The Former Alt House: Biography of a Nagasaki Landmark
Format
Paperback
Publisher
Flying Crane Press
Country
Published
10 September 2020
Pages
138
ISBN
9784990824037

The Former Alt House: Biography of a Nagasaki Landmark

Brian Burke-Gaffney

The former Alt House is preserved today on its original site in Minamiyamate, the leafy residential neighborhood of the former Nagasaki Foreign Settlement. An Important Cultural Property designated by the Japanese government, the house is the oldest building of Western-style stone construction in Japan. The area is currently fenced off as a historical theme park and popular tourist attraction called Glover Garden. Every year, more than a million visitors pay the entrance fee and follow the paths to the former Alt House, where they marvel at the uncanny style of the building and peer into the cold, deserted rooms. The area around the Italianate fountain at the front often accommodates outdoor wedding ceremonies and parties catered by a local hotel, but none of the guests remember a time when wealthy British and American residents lounged on the veranda gazing at Nagasaki Harbor, their optimistic view of Japan complicated by a sense of cultural difference and wistful thoughts of faraway homelands. Completed in 1867, the former Alt House evokes the form of a bungalow in British India, with sandstone walls and a row of Tuscan pillars marching along the front of a wide stone-paved veranda, and with all the nostalgic nuances of the elegant if incongruous European colonial presence in East Asia.
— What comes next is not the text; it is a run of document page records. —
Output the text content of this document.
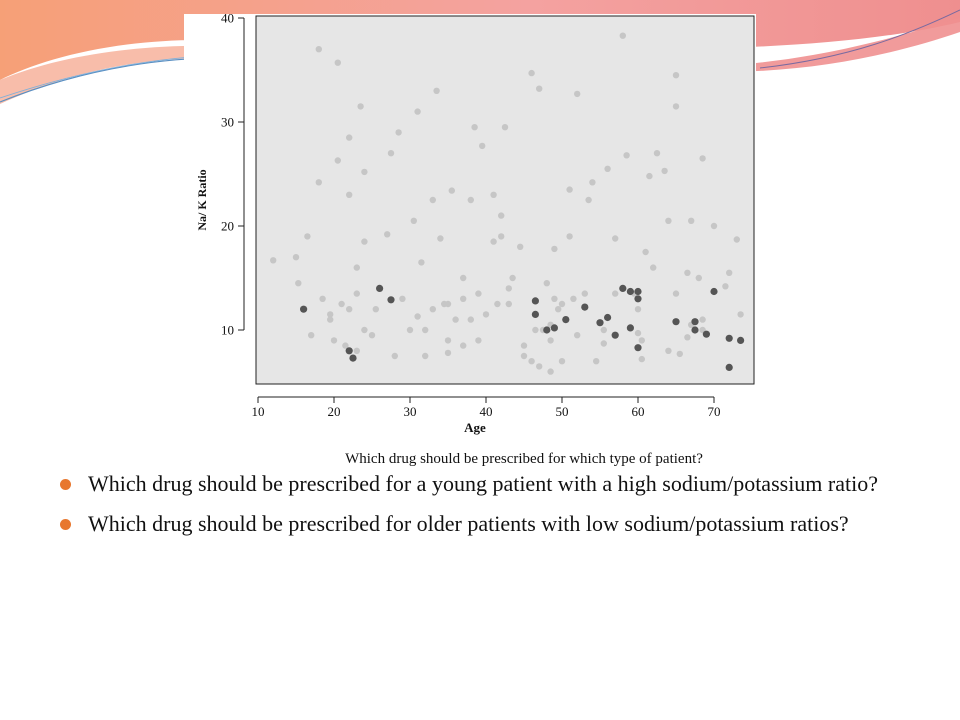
10	20	30	40	50	60	70
10
20
30
40
Age
Na/ K Ratio
Which drug should be prescribed for which type of patient?
Which drug should be prescribed for a young patient with a high sodium/potassium ratio?
Which drug should be prescribed for older patients with low sodium/potassium ratios?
Yet despite the well-preserved physical condition of the building, the interior suggests that the decorators had scant information about the original position of furniture and ornaments or the function of individual rooms: desks are placed in former bedrooms, chairs have their backs to fireplaces, and walls once covered with paintings and photographs are oddly blank. Similarly, most of the pamphlets and books available on the subject of Glover Garden emphasize architectural features and gloss over stories of the buildings and the people who once lived there. The present work looks at the career of the house as the residence of William Alt and other foreign pioneers, as a Methodist Mission School and U.S. Consulate, and as a hotspot in the conflict and confusion of World War II. For the first time in any language, the book introduces former inhabitants and functions of the building and outlines the events that crisscrossed there from the year that Japan awakened from a long slumber and opened its doors to international engagement, until the postwar period when Nagasaki cleared the rubble of wartime destruction and chose tourism as a step to recovery.